Question

A student finds that 24.52 mL of 0.7170 M silver nitrate is needed to precipitate all of the bromide ion in a 50.00-mL sample of an unknown. What is the molarity of the bromide ion in the student's unknown?

Answer 1

Answer: The molarity of bromide ions is 0.348 M.

Step-by-step explanation:

To calculate the moles of cadmium nitrate, we use the equation:

`\text{Molarity of the solution}=\frac{\text{Moles of solute}}{\text{Volume of solution (in L)}}` .....(1)

Molarity of silver nitrate = 0.7170 M

Volume of silver nitrate = 24.52 mL = 0.02452 L (Conversion factor: 1 L = 1000 mL)

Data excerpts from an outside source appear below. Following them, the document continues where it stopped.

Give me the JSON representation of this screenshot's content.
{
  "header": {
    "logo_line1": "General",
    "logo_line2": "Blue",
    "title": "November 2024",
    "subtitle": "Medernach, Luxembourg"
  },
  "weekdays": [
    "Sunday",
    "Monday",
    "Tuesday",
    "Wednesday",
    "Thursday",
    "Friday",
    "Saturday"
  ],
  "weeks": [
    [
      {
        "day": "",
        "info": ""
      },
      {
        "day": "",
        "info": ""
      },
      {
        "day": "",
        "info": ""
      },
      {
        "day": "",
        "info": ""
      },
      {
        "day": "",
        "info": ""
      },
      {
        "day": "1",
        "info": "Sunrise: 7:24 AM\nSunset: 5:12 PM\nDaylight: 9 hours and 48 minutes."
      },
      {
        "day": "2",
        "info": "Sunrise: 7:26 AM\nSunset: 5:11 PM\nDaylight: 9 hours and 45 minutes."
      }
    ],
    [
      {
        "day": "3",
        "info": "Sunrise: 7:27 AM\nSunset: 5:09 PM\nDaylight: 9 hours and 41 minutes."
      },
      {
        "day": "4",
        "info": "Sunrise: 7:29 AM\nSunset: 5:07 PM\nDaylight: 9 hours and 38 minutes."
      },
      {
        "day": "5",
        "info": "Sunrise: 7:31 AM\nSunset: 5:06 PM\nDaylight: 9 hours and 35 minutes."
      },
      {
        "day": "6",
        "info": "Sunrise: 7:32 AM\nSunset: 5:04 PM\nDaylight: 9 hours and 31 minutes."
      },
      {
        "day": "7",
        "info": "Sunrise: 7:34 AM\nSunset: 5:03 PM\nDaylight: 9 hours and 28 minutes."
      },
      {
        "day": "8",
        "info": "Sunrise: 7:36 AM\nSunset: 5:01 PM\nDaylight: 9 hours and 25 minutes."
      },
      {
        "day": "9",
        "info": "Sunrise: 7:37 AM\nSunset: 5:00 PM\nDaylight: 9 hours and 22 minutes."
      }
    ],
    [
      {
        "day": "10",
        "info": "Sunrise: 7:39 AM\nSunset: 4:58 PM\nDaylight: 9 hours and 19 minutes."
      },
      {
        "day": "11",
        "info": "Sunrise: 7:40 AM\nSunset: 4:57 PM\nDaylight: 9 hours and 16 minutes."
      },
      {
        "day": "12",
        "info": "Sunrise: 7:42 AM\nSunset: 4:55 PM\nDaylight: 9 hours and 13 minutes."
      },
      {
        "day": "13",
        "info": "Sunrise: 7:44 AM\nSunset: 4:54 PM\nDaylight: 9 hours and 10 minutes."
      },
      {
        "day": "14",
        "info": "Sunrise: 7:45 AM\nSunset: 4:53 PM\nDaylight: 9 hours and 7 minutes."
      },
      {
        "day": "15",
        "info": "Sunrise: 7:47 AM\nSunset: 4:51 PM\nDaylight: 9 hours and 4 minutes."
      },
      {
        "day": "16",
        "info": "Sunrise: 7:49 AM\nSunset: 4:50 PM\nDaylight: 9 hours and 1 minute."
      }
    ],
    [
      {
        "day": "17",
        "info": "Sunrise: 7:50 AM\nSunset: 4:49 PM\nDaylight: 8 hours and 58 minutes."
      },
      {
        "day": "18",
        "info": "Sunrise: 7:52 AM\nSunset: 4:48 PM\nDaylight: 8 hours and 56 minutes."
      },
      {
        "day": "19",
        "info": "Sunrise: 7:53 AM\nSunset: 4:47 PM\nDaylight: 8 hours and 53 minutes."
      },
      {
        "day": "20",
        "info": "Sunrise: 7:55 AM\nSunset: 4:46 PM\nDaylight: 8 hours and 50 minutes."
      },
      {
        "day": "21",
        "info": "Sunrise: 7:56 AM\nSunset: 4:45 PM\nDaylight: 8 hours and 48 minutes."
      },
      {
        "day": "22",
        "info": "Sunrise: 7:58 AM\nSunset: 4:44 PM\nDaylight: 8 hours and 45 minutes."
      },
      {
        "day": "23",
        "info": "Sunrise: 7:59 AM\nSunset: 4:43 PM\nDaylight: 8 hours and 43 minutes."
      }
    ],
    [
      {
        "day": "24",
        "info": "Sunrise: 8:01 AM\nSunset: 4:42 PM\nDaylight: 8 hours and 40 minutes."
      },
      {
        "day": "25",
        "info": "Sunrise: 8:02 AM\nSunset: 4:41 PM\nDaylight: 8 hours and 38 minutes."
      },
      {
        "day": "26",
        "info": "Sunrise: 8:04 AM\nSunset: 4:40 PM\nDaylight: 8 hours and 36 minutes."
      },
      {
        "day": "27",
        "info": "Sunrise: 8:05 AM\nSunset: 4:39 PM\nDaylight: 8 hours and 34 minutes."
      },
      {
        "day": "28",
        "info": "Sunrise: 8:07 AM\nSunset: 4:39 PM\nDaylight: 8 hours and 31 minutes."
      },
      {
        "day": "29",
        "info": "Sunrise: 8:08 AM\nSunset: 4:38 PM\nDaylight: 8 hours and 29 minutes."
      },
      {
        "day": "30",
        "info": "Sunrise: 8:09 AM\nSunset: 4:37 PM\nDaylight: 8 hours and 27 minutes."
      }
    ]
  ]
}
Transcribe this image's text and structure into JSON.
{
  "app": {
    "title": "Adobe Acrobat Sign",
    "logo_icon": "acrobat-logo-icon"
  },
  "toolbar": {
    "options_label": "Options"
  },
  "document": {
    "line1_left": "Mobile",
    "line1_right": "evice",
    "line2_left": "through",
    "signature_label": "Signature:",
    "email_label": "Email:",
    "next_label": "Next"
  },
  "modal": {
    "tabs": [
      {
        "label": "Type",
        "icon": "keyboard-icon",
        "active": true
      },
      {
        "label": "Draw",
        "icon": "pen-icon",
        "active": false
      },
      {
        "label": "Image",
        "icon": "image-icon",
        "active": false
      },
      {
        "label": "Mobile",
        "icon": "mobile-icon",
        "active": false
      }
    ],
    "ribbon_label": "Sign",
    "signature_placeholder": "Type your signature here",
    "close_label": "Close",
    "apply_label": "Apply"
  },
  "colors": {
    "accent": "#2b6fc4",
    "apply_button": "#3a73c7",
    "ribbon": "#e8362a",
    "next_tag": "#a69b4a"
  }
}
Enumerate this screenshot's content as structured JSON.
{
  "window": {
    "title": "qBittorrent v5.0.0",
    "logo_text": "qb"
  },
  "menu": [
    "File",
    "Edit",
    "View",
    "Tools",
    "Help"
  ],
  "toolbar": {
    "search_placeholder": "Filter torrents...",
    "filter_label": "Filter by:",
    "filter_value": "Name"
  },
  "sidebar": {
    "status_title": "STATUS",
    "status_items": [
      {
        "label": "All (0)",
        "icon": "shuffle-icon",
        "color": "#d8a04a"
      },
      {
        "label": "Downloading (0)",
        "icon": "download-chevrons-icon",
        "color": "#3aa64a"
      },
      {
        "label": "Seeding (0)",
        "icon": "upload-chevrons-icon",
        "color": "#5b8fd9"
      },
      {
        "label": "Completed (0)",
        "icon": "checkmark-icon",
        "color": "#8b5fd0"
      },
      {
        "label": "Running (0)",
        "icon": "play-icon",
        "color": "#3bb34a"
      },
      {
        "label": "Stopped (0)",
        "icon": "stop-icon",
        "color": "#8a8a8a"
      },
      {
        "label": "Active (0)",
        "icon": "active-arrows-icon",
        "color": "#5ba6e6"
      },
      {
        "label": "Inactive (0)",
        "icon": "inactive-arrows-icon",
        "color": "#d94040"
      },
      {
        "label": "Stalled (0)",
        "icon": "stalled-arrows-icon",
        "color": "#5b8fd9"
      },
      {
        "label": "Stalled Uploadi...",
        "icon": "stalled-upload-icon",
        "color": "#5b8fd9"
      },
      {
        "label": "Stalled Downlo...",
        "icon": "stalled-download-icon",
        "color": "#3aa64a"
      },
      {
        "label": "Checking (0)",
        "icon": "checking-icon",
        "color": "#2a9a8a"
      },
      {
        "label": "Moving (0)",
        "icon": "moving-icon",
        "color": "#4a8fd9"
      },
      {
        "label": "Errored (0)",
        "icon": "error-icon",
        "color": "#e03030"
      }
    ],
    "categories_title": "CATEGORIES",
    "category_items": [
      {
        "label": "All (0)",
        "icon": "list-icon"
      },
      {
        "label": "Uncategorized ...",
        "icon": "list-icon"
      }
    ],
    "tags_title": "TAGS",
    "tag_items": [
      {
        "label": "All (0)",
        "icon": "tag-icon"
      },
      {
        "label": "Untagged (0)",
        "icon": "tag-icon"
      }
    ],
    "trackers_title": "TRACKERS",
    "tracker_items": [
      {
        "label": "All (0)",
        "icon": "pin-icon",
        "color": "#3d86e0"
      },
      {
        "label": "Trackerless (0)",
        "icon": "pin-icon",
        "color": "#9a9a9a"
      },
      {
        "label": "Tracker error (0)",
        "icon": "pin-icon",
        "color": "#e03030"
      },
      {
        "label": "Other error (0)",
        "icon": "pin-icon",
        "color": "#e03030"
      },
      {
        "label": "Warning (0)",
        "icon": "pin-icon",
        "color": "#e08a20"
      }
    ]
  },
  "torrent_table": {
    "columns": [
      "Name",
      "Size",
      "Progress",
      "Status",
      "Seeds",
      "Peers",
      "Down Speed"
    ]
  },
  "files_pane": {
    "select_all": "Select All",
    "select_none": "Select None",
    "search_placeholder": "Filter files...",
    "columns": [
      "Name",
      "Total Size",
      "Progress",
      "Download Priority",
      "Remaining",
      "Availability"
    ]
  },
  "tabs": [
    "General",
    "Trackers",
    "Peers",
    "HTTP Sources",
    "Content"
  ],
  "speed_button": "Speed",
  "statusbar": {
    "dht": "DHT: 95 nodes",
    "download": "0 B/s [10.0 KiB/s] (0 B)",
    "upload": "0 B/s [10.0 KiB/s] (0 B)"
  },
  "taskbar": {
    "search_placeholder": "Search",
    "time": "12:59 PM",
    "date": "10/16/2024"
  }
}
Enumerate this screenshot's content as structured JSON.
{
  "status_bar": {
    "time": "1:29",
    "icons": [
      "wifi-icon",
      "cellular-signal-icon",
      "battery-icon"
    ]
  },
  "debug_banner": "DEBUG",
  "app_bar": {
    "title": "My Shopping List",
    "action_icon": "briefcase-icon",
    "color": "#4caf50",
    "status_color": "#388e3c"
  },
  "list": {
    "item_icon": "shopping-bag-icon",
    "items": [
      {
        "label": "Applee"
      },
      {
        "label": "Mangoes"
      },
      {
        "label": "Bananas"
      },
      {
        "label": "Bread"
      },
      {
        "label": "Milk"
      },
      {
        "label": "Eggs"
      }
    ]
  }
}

Putting values in equation 1, we get:

`0.7170mol/L=\frac{\text{Moles of silver nitrate}}{0.02425L}\\\\\text{Moles of silver nitrate}=0.0174mol`

The chemical equation for the reaction of silver nitrate and bromide ions follows:

`AgNO_3(aq.)+Br^-(aq.)\rightarrow AgBr(s)+NO_3^-(aq.)`

By Stoichiometry of the reaction:

1 mole of silver nitrate reacts with 1 mole of bromide ions.

So, 0.0174 moles of silver nitrate will react with =
`(1)/(1)* 0.0174=0.0174mol` of bromide ions.

Now, calculating the molarity of bromide ions by using equation 1, we get:

Moles of bromide ions = 0.0174 moles

Volume of solution = 50 mL = 0.05 L

Putting values in equation 1, we get:

`\text{Molarity of bromide ions}=(0.0174mol)/(0.05L)=0.348M`

Hence, the molarity of bromide ions is 0.348 M.